Google Raw Text output (block level)¶
AFRICA
Fossil evidence
of the Triassic
land reptile
Lystrosaurus
INDIA
SOUTH AMERICA
AUSTRALIA
ANTARCTICA
Fossil remains of
Cynognathus, a
Triassic land reptile
approximately
3 m long
Fossil remains of the
freshwater reptile
Mesosaurus
Fossils of the fern
Glossopteris found
in all of the southem
continents, show that
they were once joined.
Google BBoxing¶
Boxes are drawn on the original image. The numbers in red reprensent the blockid we use to sort the final boxes. See our sorting section for more details.

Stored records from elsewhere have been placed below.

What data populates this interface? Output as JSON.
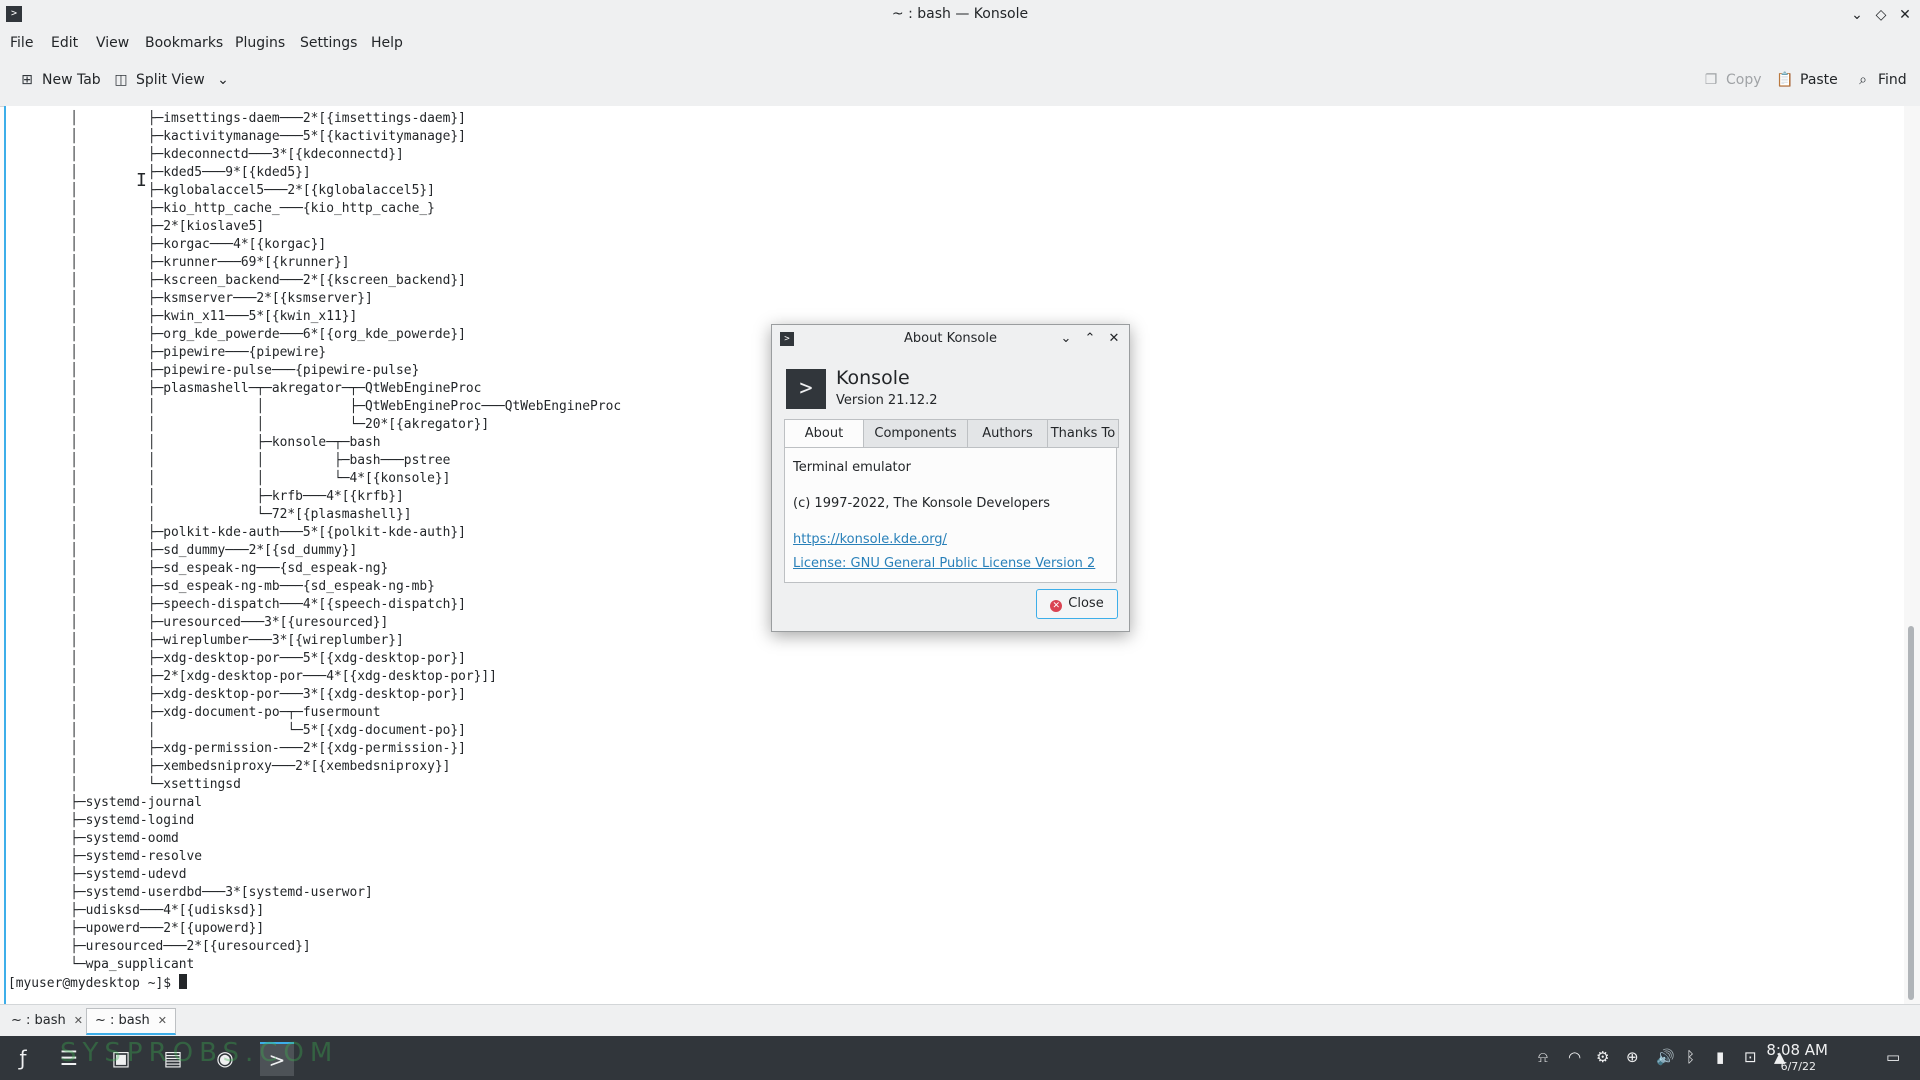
{
  "window": {
    "title": "~ : bash — Konsole"
  },
  "menubar": [
    "File",
    "Edit",
    "View",
    "Bookmarks",
    "Plugins",
    "Settings",
    "Help"
  ],
  "toolbar": {
    "new_tab": "New Tab",
    "split_view": "Split View",
    "copy": "Copy",
    "paste": "Paste",
    "find": "Find"
  },
  "terminal": {
    "lines": [
      "        │         ├─imsettings-daem───2*[{imsettings-daem}]",
      "        │         ├─kactivitymanage───5*[{kactivitymanage}]",
      "        │         ├─kdeconnectd───3*[{kdeconnectd}]",
      "        │         ├─kded5───9*[{kded5}]",
      "        │         ├─kglobalaccel5───2*[{kglobalaccel5}]",
      "        │         ├─kio_http_cache_───{kio_http_cache_}",
      "        │         ├─2*[kioslave5]",
      "        │         ├─korgac───4*[{korgac}]",
      "        │         ├─krunner───69*[{krunner}]",
      "        │         ├─kscreen_backend───2*[{kscreen_backend}]",
      "        │         ├─ksmserver───2*[{ksmserver}]",
      "        │         ├─kwin_x11───5*[{kwin_x11}]",
      "        │         ├─org_kde_powerde───6*[{org_kde_powerde}]",
      "        │         ├─pipewire───{pipewire}",
      "        │         ├─pipewire-pulse───{pipewire-pulse}",
      "        │         ├─plasmashell─┬─akregator─┬─QtWebEngineProc",
      "        │         │             │           ├─QtWebEngineProc───QtWebEngineProc",
      "        │         │             │           └─20*[{akregator}]",
      "        │         │             ├─konsole─┬─bash",
      "        │         │             │         ├─bash───pstree",
      "        │         │             │         └─4*[{konsole}]",
      "        │         │             ├─krfb───4*[{krfb}]",
      "        │         │             └─72*[{plasmashell}]",
      "        │         ├─polkit-kde-auth───5*[{polkit-kde-auth}]",
      "        │         ├─sd_dummy───2*[{sd_dummy}]",
      "        │         ├─sd_espeak-ng───{sd_espeak-ng}",
      "        │         ├─sd_espeak-ng-mb───{sd_espeak-ng-mb}",
      "        │         ├─speech-dispatch───4*[{speech-dispatch}]",
      "        │         ├─uresourced───3*[{uresourced}]",
      "        │         ├─wireplumber───3*[{wireplumber}]",
      "        │         ├─xdg-desktop-por───5*[{xdg-desktop-por}]",
      "        │         ├─2*[xdg-desktop-por───4*[{xdg-desktop-por}]]",
      "        │         ├─xdg-desktop-por───3*[{xdg-desktop-por}]",
      "        │         ├─xdg-document-po─┬─fusermount",
      "        │         │                 └─5*[{xdg-document-po}]",
      "        │         ├─xdg-permission-───2*[{xdg-permission-}]",
      "        │         ├─xembedsniproxy───2*[{xembedsniproxy}]",
      "        │         └─xsettingsd",
      "        ├─systemd-journal",
      "        ├─systemd-logind",
      "        ├─systemd-oomd",
      "        ├─systemd-resolve",
      "        ├─systemd-udevd",
      "        ├─systemd-userdbd───3*[systemd-userwor]",
      "        ├─udisksd───4*[{udisksd}]",
      "        ├─upowerd───2*[{upowerd}]",
      "        ├─uresourced───2*[{uresourced}]",
      "        └─wpa_supplicant"
    ],
    "prompt": "[myuser@mydesktop ~]$ "
  },
  "tabs": [
    {
      "label": "~ : bash",
      "active": false
    },
    {
      "label": "~ : bash",
      "active": true
    }
  ],
  "dialog": {
    "title": "About Konsole",
    "app_name": "Konsole",
    "version": "Version 21.12.2",
    "tabs": [
      "About",
      "Components",
      "Authors",
      "Thanks To"
    ],
    "description": "Terminal emulator",
    "copyright": "(c) 1997-2022, The Konsole Developers",
    "homepage": "https://konsole.kde.org/",
    "license": "License: GNU General Public License Version 2",
    "close_label": "Close"
  },
  "panel": {
    "time": "8:08 AM",
    "date": "6/7/22",
    "watermark": "SYSPROBS.COM"
  },
  "colors": {
    "accent": "#3daee9",
    "panel_bg": "#31363b",
    "link": "#2980b9",
    "close_icon": "#da4453"
  },
  "icons": [
    "konsole-icon",
    "minimize-icon",
    "maximize-icon",
    "close-icon",
    "new-tab-icon",
    "split-view-icon",
    "copy-icon",
    "paste-icon",
    "find-icon",
    "fedora-icon",
    "task-manager-icon",
    "store-icon",
    "file-manager-icon",
    "firefox-icon",
    "terminal-icon"
  ]
}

Google BBoxing text output¶
SOUTH AMERICA
Fossil remains of Cynognathus, a Triassic land reptile approximately 3 m long
AFRICA
Fossil remains of the freshwater reptile Mesosaurus
INDIA
ANTARCTICA
Fossil evidence of the Triassic land reptile Lystrosaurus
AUSTRALIA
Fossils of the fern Glossopteris found in all of the southem continents, show that they were once joined.
AWS¶
The below image represents the raw AWS Textextract output where we drew each line of text bounding boxes. Yellow colored are the words, red is for lines. See AWS Ocr for more details.
AWS Raw Text output¶
Fossil evidence
AFRICA
of the Triassic
land reptile
INDIA
Lystrosaurus.
SOUTH AMERICA
AUSTRALIA
ANTARCTICA
Fossil remains of
Cynognathus, a
Fossils of the fern
Triassic land reptile
Glossopteris found
approximately
Fossil remains of the
in all of the southern
3 m long
freshwater reptile
continents, show that
Mesosaurus
they were once joined.
AWS BBoxing¶
Boxes are drawn on the original image. The numbers in red reprensent the blockid we use to sort the final boxes. See our sorting section for more details.
AWS BBoxing text output¶
SOUTH AMERICA
Fossil remains of Cynognathus, a Triassic land reptile approximately 3 m long
AFRICA
Fossil remains of the freshwater reptile Mesosaurus
INDIA
ANTARCTICA
Fossil evidence of the Triassic land reptile Lystrosaurus.
AUSTRALIA
Fossils of the fern Glossopteris found in all of the southern continents, show that they were once joined.
Conclusion¶
With this simple example we can see all outputs are more aligned hence you can proceed with your next Textual transformation (i.e. Translation etc.)